Page 87 of Macon


Font Size:

Chapter Seventeen

~ Macon ~

I’ve held dying men and seen the look in their eyes when the pain finally leaves. I’ve carried more weight than most trucks on supply convoys. I’ve broken a man’s neck with these hands and built a rocking chair for Jojo’s baby with the same grip. But I’ve never, not once, held anything like my daughter.

She was weightless, a rumor of a person, wrapped in hospital flannel and making noises so soft I had to hold my breath to catch them. The nurse, ancient and unimpressed by the miracle, handed her over with a “Mind her head, big guy,” and left me alone at the foot of Carter’s bed while they ran another round of whatever fluid he needed.

The chaos of the day still rattled through my veins—the taste of panic, the rubber-burnt Humvee ride, Carter’s white-knuckled agony and the way his father hovered behind, arms raised as if he could reroute fate by spreadsheet.

For a while, all that noise threatened to drown me. Then the baby squirmed, and the rest of the world faded like a busted signal. She opened her eyes. They were gray—exactly like Carter’s, but twice as skeptical. She stared straight up at me, not blinking, not impressed. I stared back, caught.

I had never been good at small talk. I was even worse at whatever this was supposed to be.

Her hand poked free of the blanket. I stared at it for a second, the shock of it—five perfect fingers, nails translucent as onion skin. I offered her my pinky, more out of helplessness than intent, and she closed her whole fist around it. The squeeze was weak, but it rewired every cell in my body. All the old systems—combat readiness, perimeter sweeps, the unblinking resolve I’d lived on for decades—fizzled out, replaced by this raw, howling urge to keep her safe from everything.

“Hey, kid,” I said, barely louder than a whisper.

She didn’t respond, just squeezed harder.

I looked up and caught my reflection in the dark glass of the window: six-three, bearded and hollow-eyed, holding something so small I thought I’d crush her if I exhaled. There were fresh scratches down my forearm, a badge from the scramble to haul Carter into the humvee, and they stood out against the blotchy red of her face and the hospital blue of the blanket.

We made a weird picture.

I almost laughed, but there was a lump in my throat the size of a golf ball.

“Don’t let her get cold,” the nurse had said, as if I was likely to drop her on the floor and forget she existed. I wanted to argue, but the words stuck.

So I sat in the battered chair by the window, cradling Margot to my chest, and willed the whole building to catch fire just so I’d have an excuse to punch something.

The first time Carter opened his eyes, he was still high on endorphins and painkillers, but he locked straight on the baby. For a second, he looked terrified—then relieved, then something else I’d never seen from him before.

Soft.

I cleared my throat. “She’s fine. Ten fingers, ten toes. Pretty sure she’s already smarter than me.”

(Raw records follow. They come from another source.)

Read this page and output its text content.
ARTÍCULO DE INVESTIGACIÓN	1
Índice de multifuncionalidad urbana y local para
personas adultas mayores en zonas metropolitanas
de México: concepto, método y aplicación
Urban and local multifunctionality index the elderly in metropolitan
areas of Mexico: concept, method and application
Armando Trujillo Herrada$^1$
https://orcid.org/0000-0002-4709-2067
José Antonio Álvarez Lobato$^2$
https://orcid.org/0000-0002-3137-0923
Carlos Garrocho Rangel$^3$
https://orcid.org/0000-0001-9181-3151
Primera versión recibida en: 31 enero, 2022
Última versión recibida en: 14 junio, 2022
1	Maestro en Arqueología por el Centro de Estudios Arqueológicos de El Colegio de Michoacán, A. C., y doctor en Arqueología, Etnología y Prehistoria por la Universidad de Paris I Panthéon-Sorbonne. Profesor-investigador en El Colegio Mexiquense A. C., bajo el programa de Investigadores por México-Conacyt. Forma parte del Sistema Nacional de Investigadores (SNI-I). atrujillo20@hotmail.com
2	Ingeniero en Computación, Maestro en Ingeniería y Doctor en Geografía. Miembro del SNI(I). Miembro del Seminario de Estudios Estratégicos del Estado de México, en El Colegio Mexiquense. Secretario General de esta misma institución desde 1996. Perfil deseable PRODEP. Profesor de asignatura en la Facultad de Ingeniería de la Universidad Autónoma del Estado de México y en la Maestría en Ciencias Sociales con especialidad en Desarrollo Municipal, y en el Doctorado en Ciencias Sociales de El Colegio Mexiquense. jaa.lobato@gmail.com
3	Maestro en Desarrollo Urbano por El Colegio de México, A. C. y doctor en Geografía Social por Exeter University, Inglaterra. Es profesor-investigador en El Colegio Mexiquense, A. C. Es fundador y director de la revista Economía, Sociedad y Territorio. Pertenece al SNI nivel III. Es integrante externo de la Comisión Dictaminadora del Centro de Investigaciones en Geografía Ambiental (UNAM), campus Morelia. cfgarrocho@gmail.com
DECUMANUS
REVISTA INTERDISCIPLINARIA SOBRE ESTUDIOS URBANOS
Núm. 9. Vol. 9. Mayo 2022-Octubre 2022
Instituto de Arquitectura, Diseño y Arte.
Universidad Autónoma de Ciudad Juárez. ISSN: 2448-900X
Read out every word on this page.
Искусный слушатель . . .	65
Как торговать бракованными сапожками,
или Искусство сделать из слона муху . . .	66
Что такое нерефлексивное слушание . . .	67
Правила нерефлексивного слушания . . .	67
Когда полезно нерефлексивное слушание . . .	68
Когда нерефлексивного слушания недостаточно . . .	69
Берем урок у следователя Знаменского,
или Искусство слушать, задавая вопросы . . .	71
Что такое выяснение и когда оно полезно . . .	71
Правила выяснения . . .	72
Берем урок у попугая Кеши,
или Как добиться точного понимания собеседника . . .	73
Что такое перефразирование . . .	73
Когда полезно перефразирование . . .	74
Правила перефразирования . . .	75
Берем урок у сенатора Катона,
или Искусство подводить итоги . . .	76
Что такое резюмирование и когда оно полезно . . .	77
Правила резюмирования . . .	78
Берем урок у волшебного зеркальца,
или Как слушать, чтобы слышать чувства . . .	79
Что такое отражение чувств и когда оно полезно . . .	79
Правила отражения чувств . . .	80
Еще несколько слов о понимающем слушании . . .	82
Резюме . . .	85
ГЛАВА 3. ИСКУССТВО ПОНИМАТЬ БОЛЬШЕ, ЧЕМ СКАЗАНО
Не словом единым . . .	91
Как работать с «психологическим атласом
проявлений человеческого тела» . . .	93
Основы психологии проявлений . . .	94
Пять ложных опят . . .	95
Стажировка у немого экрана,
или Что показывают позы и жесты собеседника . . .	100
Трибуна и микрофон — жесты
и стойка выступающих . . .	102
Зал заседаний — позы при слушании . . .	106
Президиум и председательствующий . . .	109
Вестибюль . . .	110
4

He tried to smile, but his face crumpled and he wiped at his eyes with a shaking hand. “Let me see her.”

I hesitated, stupidly afraid I’d snap her in half if I stood, then shuffled over and perched on the edge of the bed. Carter reached for her, then let his arms fall, as if the effort of moving them was too much. “You can hold her longer,” he said, voice watery. “She likes you.”

I didn’t know what to say to that, so I just stared at the baby, who made a face like she was about to deliver some bad news, then farted, long and loud.

Carter snorted, the first real laugh since the ambulance ride. “She takes after you,” he said. “All bark, no filter.”

“She looks like you,” I replied, but that wasn’t it. She looked like both of us, and none of us.

She looked new.

The room was dim, a single lamp stuttering above the headboard, monitors beeping in the background. I watched Carter’s eyelids droop and then snap back, as if he was afraid the baby might vanish if he looked away for a second.

I understood the feeling.

He watched us for a long time. I could tell by the way his face moved—tight at the edges, uncertain—that he was replaying every failure and fuck-up in his head, measuring whether he deserved this.

“You’re doing great,” I said, because he was, and because I didn’t have the language for what it felt like to watch him become something more than himself.

He shook his head, a fraction. “She almost didn’t make it.”

“She did,” I said, and let the weight of the baby anchor me to the world.